While compassion, attentiveness and self-sacrifice is truly the stuff of angels, it is practiced with very human imperfection. Like anyone else, we suffer from personal flaws and make mistakes and sometimes those flaws and mistakes impact those around us, including the people in our care. And as we cope with our deficiencies and learn from our mistakes, we try to maintain the highest level of care possible. But we’re not always consistent.
You can establish a reputation and patterns of behavior, but the only thing that really counts is what you do next. So you give, you give, you give. And then you give some more – despite your inconsistencies and contradictions. The key is to keep moving both physically and psychologically. The alternative is to surrender to hopelessness and self-pity. Either it all matters or nothing does. Make a choice.
We don’t have to be angels or heroes. We can be something so much better than that: we can be real. We can be dependable and trustworthy and honest. So much of what we do – the most important things in fact – are done down the hallway, behind closed doors, behind privacy curtains and away from the places where image and labels means so much. That’s where we are needed the most. That’s where we are at our best.
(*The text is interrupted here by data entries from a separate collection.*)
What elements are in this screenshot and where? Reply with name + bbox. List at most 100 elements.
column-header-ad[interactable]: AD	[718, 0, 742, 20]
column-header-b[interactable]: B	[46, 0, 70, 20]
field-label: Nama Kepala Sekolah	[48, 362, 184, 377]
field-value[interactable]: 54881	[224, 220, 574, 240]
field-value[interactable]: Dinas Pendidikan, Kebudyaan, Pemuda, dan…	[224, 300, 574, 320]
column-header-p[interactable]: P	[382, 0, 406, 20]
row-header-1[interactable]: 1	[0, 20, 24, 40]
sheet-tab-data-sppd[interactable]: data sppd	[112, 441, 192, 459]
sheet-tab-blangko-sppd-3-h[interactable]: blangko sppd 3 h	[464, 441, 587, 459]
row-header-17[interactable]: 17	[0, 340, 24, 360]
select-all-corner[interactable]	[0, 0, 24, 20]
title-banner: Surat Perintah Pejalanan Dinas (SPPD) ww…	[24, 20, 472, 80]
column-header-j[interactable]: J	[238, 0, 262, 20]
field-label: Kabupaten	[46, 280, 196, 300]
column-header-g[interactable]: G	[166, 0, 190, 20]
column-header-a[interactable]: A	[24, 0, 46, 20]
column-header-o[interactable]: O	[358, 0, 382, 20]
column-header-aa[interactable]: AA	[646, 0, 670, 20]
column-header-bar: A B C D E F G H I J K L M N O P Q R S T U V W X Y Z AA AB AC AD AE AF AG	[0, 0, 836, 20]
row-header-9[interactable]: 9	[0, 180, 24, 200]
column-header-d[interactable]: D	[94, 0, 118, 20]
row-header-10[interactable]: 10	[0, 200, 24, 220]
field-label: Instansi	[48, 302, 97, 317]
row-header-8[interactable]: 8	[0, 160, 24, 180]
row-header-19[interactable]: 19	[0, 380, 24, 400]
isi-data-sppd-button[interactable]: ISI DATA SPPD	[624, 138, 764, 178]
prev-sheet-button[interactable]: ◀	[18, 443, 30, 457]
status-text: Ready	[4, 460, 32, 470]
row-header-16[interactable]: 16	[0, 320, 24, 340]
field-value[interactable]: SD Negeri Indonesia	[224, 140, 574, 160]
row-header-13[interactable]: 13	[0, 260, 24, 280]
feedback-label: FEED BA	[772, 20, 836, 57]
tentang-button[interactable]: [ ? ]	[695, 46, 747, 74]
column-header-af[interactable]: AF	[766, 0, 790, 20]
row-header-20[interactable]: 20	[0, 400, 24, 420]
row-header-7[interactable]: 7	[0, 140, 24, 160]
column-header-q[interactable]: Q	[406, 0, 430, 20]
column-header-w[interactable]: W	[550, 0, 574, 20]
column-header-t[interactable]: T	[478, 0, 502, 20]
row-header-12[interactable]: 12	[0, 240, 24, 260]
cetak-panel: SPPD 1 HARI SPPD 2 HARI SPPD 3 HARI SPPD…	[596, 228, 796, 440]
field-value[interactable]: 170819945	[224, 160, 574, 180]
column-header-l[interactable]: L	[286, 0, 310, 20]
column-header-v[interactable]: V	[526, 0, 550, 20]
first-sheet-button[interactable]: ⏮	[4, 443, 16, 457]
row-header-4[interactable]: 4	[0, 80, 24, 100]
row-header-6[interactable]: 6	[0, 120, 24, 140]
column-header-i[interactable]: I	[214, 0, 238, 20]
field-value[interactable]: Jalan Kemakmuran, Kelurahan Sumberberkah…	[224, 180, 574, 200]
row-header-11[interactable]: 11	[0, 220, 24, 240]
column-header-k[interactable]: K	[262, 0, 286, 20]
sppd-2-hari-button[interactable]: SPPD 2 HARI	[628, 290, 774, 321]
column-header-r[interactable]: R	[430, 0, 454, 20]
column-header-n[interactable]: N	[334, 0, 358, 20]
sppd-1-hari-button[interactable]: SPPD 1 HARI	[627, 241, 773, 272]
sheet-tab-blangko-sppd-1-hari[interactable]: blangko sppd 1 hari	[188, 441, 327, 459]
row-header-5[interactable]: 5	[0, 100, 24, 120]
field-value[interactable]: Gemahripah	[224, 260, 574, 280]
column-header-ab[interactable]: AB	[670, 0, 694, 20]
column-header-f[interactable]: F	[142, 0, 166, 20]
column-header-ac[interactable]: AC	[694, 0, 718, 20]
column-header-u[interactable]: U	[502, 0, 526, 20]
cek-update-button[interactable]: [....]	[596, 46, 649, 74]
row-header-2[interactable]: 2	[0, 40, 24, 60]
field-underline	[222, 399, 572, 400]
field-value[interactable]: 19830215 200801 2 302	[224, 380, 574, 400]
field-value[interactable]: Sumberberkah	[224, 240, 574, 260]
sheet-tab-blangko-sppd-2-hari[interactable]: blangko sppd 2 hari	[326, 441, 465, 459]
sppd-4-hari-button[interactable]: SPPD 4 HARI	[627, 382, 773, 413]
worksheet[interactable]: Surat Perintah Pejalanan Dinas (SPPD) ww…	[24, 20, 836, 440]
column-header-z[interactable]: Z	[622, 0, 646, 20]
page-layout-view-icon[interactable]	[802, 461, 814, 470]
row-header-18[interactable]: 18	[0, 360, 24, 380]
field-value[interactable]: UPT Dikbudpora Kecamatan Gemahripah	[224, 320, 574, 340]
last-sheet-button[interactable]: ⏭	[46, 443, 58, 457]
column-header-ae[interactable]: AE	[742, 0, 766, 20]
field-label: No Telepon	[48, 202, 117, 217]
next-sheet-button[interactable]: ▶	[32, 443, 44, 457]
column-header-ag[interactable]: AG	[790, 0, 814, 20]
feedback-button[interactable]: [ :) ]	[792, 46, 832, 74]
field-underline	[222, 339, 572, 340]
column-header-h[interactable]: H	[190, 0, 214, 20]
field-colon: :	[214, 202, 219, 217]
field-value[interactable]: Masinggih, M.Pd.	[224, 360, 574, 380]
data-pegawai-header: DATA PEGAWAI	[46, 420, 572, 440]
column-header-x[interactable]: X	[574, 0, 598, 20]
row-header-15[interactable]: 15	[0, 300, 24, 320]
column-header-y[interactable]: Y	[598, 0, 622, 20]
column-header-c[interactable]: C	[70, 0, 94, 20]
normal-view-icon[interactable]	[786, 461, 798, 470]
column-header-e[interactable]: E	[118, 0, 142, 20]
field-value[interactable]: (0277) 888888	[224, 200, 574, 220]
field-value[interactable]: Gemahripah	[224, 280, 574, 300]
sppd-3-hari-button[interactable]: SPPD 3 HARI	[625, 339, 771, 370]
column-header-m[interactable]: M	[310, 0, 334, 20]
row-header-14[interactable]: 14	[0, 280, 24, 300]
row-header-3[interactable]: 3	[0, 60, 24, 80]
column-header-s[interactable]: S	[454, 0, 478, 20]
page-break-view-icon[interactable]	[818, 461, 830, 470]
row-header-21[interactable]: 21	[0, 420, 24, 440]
We sustain ourselves psychologically by those singular moments with residents that bring meaning to our work. Those opportunities where we have taken the time to see them and engage them on an emotional level, person to person. At the same time, we can’t help but be aware that others are going without. More than anything, we want to reach them all.
The desire to reach them all is powerful and universal. It is the underlying theme of our collective identity as caregivers. It explains both the frustration we feel and our motivation to give. Listen and watch on the units and you’ll see it. Read between the lines in the postings on the CNA Facebook pages and you’ll see it.
And for the future of long-term care, it is a self-sustaining but largely untapped resource.